C'é chi sostiene che sia più facile aprirsi ad uno sconosciuto; raccontare emozioni-delusioni-dolori-fortune ad una persona che non ci conosce, e che quindi non ha un opinione di noi se non dalla "copertina" che ci é stata data dagli organizzatori della biblioteca, o più in generale dalla vita.
In ogni caso, più volte invitato, non ho mai partecipato: nonostante questa mia mancanza di senso dell'umorismo, ho sempre cercato di supportare la Biblioteca, nel mio piccolo.
Questo tentativo trova una sua espressione oggi attraverso un video, che ha l'ambizione di spiegare la Biblioteca.

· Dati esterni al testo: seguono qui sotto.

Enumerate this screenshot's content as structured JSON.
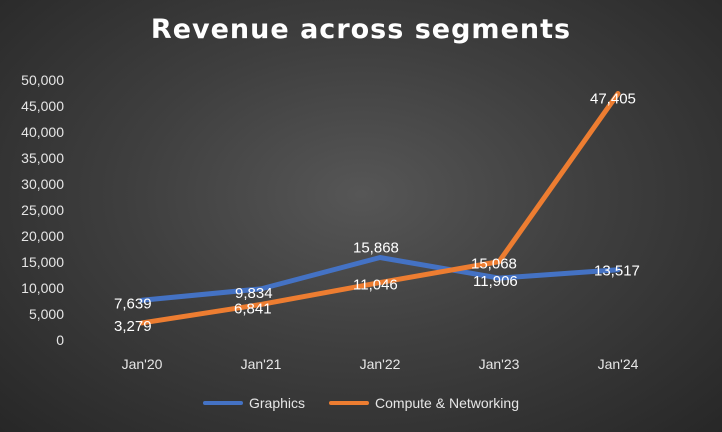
{
  "chart_data": {
    "type": "line",
    "title": "Revenue across segments",
    "categories": [
      "Jan'20",
      "Jan'21",
      "Jan'22",
      "Jan'23",
      "Jan'24"
    ],
    "series": [
      {
        "name": "Graphics",
        "values": [
          7639,
          9834,
          15868,
          11906,
          13517
        ],
        "labels": [
          "7,639",
          "9,834",
          "15,868",
          "11,906",
          "13,517"
        ],
        "color": "#4472C4"
      },
      {
        "name": "Compute & Networking",
        "values": [
          3279,
          6841,
          11046,
          15068,
          47405
        ],
        "labels": [
          "3,279",
          "6,841",
          "11,046",
          "15,068",
          "47,405"
        ],
        "color": "#ED7D31"
      }
    ],
    "ylim": [
      0,
      50000
    ],
    "yticks": [
      0,
      5000,
      10000,
      15000,
      20000,
      25000,
      30000,
      35000,
      40000,
      45000,
      50000
    ],
    "ytick_labels": [
      "0",
      "5,000",
      "10,000",
      "15,000",
      "20,000",
      "25,000",
      "30,000",
      "35,000",
      "40,000",
      "45,000",
      "50,000"
    ],
    "xlabel": "",
    "ylabel": "",
    "grid": false,
    "legend": "bottom"
  }
}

Per sapere di più su questo interessantissimo mezzo di conoscenza reciproca c'é il Network Italiano delle Biblioteche Viventi; a Torino oggi viene portata avanti dalla Associazione Persefone, di cui Emilia e molte altre amiche (Chiara, Federica, Valeria, Laura, Marta, Silvia e Mara) fanno parte.

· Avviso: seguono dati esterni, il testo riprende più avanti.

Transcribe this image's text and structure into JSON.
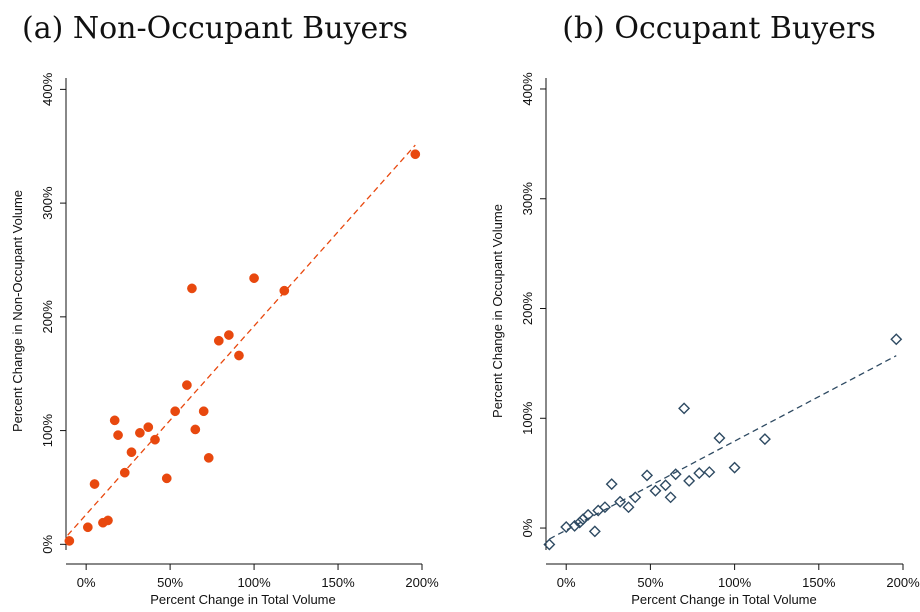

Per saperne di più, fate un salto sul sito del mitico European Youth Center di Budapest (la living library é diventata una buona pratica qualche anno fa. Le Nostre la conobbero infatti attraverso un seminario del Consiglio d'Europa).
Il video é stato girato da me e montato quasi interamente da Emanuele Segre, che mi ha gentilmente dato una mano nei mille lavori di ogni giorno. E' il mio primo video in alta definizione, spero non lo vediate a scatti come ogni tanto capita a me.